19 Daarom zult gijlieden den vreemdeling liefhebben, want gij zijt vreemdelingen geweest in Egypteland.
You too must love the foreigner because you yourselves were once foreigners in Egypt.
20 Den HEERE, uw God, zult gij vrezen; Hem zult gij dienen, en Hem zult gij aanhangen, en bij Zijn Naam zweren.
You must respect the Lord your God and worship him. Hold onto him and make your promises in his name.
21 Hij is uw Lof, en Hij is uw God. Die bij u gedaan heeft deze grote en vreselijke dingen, die uw ogen gezien hebben.

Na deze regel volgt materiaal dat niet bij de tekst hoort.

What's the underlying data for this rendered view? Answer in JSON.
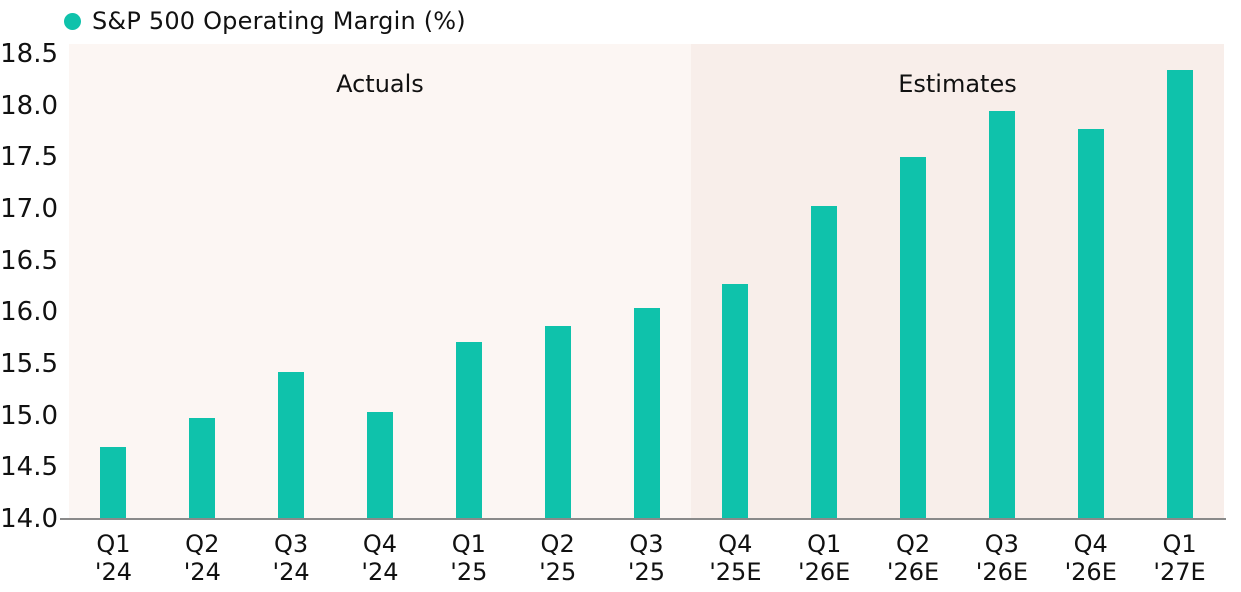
{
  "legend": {
    "label": "S&P 500 Operating Margin (%)"
  },
  "chart_data": {
    "type": "bar",
    "series_name": "S&P 500 Operating Margin (%)",
    "legend_position": "top-left",
    "grid": false,
    "categories": [
      "Q1 '24",
      "Q2 '24",
      "Q3 '24",
      "Q4 '24",
      "Q1 '25",
      "Q2 '25",
      "Q3 '25",
      "Q4 '25E",
      "Q1 '26E",
      "Q2 '26E",
      "Q3 '26E",
      "Q4 '26E",
      "Q1 '27E"
    ],
    "category_lines": [
      [
        "Q1",
        "'24"
      ],
      [
        "Q2",
        "'24"
      ],
      [
        "Q3",
        "'24"
      ],
      [
        "Q4",
        "'24"
      ],
      [
        "Q1",
        "'25"
      ],
      [
        "Q2",
        "'25"
      ],
      [
        "Q3",
        "'25"
      ],
      [
        "Q4",
        "'25E"
      ],
      [
        "Q1",
        "'26E"
      ],
      [
        "Q2",
        "'26E"
      ],
      [
        "Q3",
        "'26E"
      ],
      [
        "Q4",
        "'26E"
      ],
      [
        "Q1",
        "'27E"
      ]
    ],
    "values": [
      14.7,
      14.98,
      15.42,
      15.04,
      15.71,
      15.87,
      16.04,
      16.27,
      17.03,
      17.5,
      17.95,
      17.77,
      18.35
    ],
    "ylim": [
      14.0,
      18.5
    ],
    "ytick_labels": [
      "14.0",
      "14.5",
      "15.0",
      "15.5",
      "16.0",
      "16.5",
      "17.0",
      "17.5",
      "18.0",
      "18.5"
    ],
    "xlabel": "",
    "ylabel": "",
    "regions": [
      {
        "label": "Actuals",
        "category_range": [
          0,
          6
        ],
        "bg_color": "#FCF6F3"
      },
      {
        "label": "Estimates",
        "category_range": [
          7,
          12
        ],
        "bg_color": "#F8EEEA"
      }
    ],
    "colors": {
      "bar": "#0FC2AB",
      "legend_dot": "#0FC2AB",
      "axis_line": "#8A8A8A",
      "text": "#1A1A1A"
    }
  }
}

He is the one you should praise and he is your God, who has carried out for you these incredible and awesome miracles that you've seen with your own eyes.
22 Uw vaderen togen af naar Egypte met zeventig zielen; en nu heeft u de HEERE, uw God, gesteld als de sterren des hemels in menigte.
When your forefathers went to Egypt there were only seventy of them in total, but now God has increased your numbers so much that there are as many of you as there are stars in the sky.